UK Investors And Entrepreneurs Evenly Split On Brexit

By Guglielmo de Stefano on Monday 21 March 2016

Savings and Investment

An online poll of UK investors and entrepreneurs on Seedrs finds an even split between “in” and “out” voters on Brexit.


Seedrs has quizzed its community of investors and entrepreneurs on how they feel about the upcoming referendum on EU membership – which is to be held on Thursday 23 June. The results show that members of both categories are evenly split between leaving and remaining a member. While half of investors (51%) and entrepreneurs (48%) would vote to stay in the EU, 47% of investors and 43% of entrepreneurs are minded to leave. Nearly one in 10 entrepreneurs (9%) said that they had no preference either way, compared to just 2% of investors.


Jeff Lynn, CEO of Seedrs, offered comment:


“The very even split between the in and out vote shows what a complicated issue this is. It’s clear that this has become a debate lacking real information and that we are instead hearing soundbites from both sides. There is a need to present people with real information to help them make an informed decision in June.”
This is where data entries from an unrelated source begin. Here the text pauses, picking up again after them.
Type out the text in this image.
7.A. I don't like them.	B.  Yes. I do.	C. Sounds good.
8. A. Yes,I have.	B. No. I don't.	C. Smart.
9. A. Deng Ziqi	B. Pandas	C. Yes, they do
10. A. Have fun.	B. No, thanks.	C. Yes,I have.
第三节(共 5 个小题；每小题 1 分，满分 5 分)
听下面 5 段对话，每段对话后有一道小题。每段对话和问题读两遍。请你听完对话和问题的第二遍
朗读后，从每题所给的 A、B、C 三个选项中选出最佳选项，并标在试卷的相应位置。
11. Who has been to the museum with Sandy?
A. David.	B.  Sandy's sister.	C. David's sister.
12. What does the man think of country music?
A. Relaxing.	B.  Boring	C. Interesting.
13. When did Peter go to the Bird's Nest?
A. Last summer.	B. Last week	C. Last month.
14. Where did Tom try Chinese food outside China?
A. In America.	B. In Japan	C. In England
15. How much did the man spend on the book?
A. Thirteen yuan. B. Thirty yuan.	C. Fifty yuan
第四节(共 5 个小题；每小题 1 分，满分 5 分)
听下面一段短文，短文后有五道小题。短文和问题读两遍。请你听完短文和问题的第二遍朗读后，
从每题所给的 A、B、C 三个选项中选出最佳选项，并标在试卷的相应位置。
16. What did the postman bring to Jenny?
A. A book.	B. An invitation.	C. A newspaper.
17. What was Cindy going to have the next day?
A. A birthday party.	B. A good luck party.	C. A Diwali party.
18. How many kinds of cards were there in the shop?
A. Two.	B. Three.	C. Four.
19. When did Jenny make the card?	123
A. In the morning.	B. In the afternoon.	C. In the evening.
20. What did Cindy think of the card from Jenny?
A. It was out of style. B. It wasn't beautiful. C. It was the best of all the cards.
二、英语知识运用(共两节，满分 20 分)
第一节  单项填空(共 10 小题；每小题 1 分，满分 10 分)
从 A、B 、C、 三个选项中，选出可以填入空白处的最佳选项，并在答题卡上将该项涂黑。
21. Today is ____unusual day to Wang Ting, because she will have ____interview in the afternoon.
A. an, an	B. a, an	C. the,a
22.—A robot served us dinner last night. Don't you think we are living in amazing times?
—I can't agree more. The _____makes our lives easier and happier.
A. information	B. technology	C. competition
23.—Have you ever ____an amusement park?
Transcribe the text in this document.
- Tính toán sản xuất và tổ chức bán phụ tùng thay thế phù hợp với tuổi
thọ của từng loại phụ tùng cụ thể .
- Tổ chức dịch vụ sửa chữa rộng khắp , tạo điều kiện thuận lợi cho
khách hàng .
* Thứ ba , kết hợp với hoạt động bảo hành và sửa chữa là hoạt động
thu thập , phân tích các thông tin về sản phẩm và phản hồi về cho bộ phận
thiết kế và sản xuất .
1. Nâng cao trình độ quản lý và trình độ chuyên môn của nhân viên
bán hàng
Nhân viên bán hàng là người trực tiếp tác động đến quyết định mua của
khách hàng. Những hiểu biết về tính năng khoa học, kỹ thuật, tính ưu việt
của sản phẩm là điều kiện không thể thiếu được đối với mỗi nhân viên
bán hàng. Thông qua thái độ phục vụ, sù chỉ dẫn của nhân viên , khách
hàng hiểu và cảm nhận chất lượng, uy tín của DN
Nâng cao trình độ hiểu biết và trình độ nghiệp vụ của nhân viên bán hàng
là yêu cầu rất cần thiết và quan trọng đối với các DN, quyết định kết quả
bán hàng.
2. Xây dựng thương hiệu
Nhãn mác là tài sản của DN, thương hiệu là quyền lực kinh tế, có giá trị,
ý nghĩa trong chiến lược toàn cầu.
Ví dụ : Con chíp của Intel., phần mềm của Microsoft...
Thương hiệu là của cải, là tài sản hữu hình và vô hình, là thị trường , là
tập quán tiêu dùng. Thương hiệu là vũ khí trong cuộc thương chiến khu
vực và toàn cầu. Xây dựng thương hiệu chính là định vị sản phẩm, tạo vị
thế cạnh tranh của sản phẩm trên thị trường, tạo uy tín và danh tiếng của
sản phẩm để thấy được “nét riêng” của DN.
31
In a separate poll, Seedrs asked respondents their opinions on what impact Britain leaving the EU would have on the UK startup environment. Almost two thirds (63%) said it would have a negative effect, while 16% think such a move will be positive. More than one in five (21%) said they were unsure.


Along with the CEOs of a substantial number of UK tech companies, Jeff supports the “Britain Stronger in Europe” campaign – or in other words he believes that the UK fintech community would be better off if Britain remains in the (recently reformed) European Union. He explained:


“As a business Seedrs is in favour of Britain remaining in the European Union. We are a pan-European platform with London at our core, and we believe that we and our users stand to benefit from the open market that comes with Britain's continued EU membership; in contrast, leaving the EU creates a number of very real risks for the British business community.”


According to a study by the Confederation of British Industry – reported on Bloomberg today – leaving the European Union could cost the UK £100bn ($145bn) in lost economic output and 950,000 jobs by 2020 as well as a decrease in GDP of 5%.